In her written decision, Parke ordered BrucePac to cease and desist interrogating employees about union activities, threatening employees with unspecified reprisals for supporting the union, and terminating employees for engaging in union activities. She also ordered the company to offer reinstatement and back pay to three of the fired workers — Manuel Coria, Jose Carmen Maciel, and Daniel Luna — and post a notice in the workplace explaining all that and informing workers of their right to form a union. As for the fourth worker, Nieves, Parke found that past tardiness made it plausible that he would have been laid off anyway.

Parke gave BrucePac two weeks to comply with the order, but as NLRB Seattle regional director Rich Ahearn explained to the Labor Press, that timeline doesn’t have the force of law and can’t, as a practical matter, be enforced.

BrucePac didn’t comply with the deadline, and in fact, fired another union supporter — deCordoba — on March 30, according to a complaint filed with the Oregon Bureau of Labor and Indusries. DeCordoba was present when Esparza called Cortez, and had a harassment charge against Esparza that the Oregon Bureau of Labor and Industries is investigating.

BrucePac’s failure to reinstate within the judge’s timeline may mean it plans to appeal her ruling to the next level: the National Labor Relations Board in Washington, D.C. The company had until May 6 to appeal, but had not done so when this issue went to press May 4. An appeal could drag out the case for months and years. The Board seldom reverses judges’ decisions, but has often been heavily backlogged in recent years. In the last decade, the median length of time it has taken — from the moment a judge’s decision is appealed to moment the Board makes its decision — has ranged from six to 21 months.

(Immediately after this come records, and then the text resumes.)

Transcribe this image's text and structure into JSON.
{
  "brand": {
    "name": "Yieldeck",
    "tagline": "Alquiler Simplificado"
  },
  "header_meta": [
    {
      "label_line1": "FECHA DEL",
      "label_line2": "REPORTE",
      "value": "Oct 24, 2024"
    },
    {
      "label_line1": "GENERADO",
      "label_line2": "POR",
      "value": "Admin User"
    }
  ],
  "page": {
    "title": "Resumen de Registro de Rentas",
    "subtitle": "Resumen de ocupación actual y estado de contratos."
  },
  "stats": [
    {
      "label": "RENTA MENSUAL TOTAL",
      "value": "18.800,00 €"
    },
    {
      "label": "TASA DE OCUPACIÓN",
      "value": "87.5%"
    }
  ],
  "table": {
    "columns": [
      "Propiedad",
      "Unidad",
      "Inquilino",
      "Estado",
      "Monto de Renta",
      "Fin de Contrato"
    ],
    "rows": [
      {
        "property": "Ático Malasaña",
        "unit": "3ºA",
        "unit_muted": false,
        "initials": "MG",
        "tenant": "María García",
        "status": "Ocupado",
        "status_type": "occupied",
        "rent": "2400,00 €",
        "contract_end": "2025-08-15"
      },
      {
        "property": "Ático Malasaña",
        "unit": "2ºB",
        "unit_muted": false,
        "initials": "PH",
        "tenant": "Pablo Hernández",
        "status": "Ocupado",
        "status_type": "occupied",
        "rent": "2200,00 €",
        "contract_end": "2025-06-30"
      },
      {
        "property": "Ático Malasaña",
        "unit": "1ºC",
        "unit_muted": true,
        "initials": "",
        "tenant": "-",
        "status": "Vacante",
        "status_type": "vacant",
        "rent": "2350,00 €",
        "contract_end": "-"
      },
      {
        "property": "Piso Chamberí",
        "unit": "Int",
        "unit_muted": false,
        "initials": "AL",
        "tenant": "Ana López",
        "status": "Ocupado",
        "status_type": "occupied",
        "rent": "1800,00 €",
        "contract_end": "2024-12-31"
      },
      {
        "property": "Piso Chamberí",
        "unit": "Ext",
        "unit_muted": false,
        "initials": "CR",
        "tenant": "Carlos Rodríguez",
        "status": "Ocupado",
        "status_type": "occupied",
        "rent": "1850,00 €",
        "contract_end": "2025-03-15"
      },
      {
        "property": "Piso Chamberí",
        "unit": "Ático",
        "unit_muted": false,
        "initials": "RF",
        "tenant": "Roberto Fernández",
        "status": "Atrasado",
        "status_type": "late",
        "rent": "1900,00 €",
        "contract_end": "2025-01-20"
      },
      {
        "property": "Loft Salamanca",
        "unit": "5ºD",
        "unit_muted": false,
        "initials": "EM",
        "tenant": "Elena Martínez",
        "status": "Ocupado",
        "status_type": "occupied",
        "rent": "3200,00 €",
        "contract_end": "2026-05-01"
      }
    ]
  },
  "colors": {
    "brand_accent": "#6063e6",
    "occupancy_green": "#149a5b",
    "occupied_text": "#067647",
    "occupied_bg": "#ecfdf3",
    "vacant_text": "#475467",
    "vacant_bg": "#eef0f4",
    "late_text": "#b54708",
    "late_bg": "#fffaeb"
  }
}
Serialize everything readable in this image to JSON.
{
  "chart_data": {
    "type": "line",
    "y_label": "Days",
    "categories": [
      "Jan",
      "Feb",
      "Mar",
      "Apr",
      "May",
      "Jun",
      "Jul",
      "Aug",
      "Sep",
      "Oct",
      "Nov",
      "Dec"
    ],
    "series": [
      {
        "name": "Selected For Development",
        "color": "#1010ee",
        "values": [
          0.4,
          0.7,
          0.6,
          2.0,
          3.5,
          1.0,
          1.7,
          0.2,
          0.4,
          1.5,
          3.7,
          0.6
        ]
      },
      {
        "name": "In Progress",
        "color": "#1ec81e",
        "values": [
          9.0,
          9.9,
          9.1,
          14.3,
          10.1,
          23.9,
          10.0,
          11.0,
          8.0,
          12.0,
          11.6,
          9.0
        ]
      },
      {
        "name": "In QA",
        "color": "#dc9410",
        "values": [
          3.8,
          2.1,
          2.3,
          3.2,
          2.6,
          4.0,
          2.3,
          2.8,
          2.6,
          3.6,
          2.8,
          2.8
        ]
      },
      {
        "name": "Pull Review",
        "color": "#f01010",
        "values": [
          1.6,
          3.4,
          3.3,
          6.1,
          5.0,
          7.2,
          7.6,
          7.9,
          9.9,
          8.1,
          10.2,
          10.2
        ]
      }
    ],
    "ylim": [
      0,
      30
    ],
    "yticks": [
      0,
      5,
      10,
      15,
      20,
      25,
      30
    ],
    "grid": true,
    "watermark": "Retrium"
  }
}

Aranda said he’s pleased that the judge ordered three workers reinstated. But for Local 296, the bigger picture is that 14 other pro-union workers were fired without any consequence, and the 350-plus workers who remain at BrucePac still need a union.

In its initial investigation, the NLRB accepted BrucePac’s explanation that the layoffs had a legitimate business rationale — that it was because of a continuing business downturn that had begun in 2007. But Roy says the day after the layoff, help wanted notices went up on BrucePac’s workplace bulletin boards. New temporary employees were brought in. And workers were asked to work overtime.

Meanwhile, the trial seemed to show why BrucePac workers might want a union. Coria testified that he arrived at the Silverton plant at 5:30 a.m. for a 10-hour shift, four days a week. Wearing a coat and two pairs of gloves, he pressure washed floors, cleaning up blood that leaked from boxes of meat. Handling hazardous chemicals, he cleaned and sanitized machines and walk-in coolers at temperatures of 20 below zero. He drove a forklift, took out the trash, and trained as many as 10 new employees during the decade he worked at BrucePac. All this for $10.75 an hour, $2.35 above Oregon’s minimum wage.

So when his brother called the union, Coria got involved. He encouraged coworkers to support the union, hosted three union meetings at his home, and spoke daily to co-workers about the union during breaks in the company lunchroom.

After the final meeting, Coria distributed to co-workers a union-created pamphlet entitled, “35 things your employer cannot do.”

One of 35 things was … fire workers for supporting a union campaign.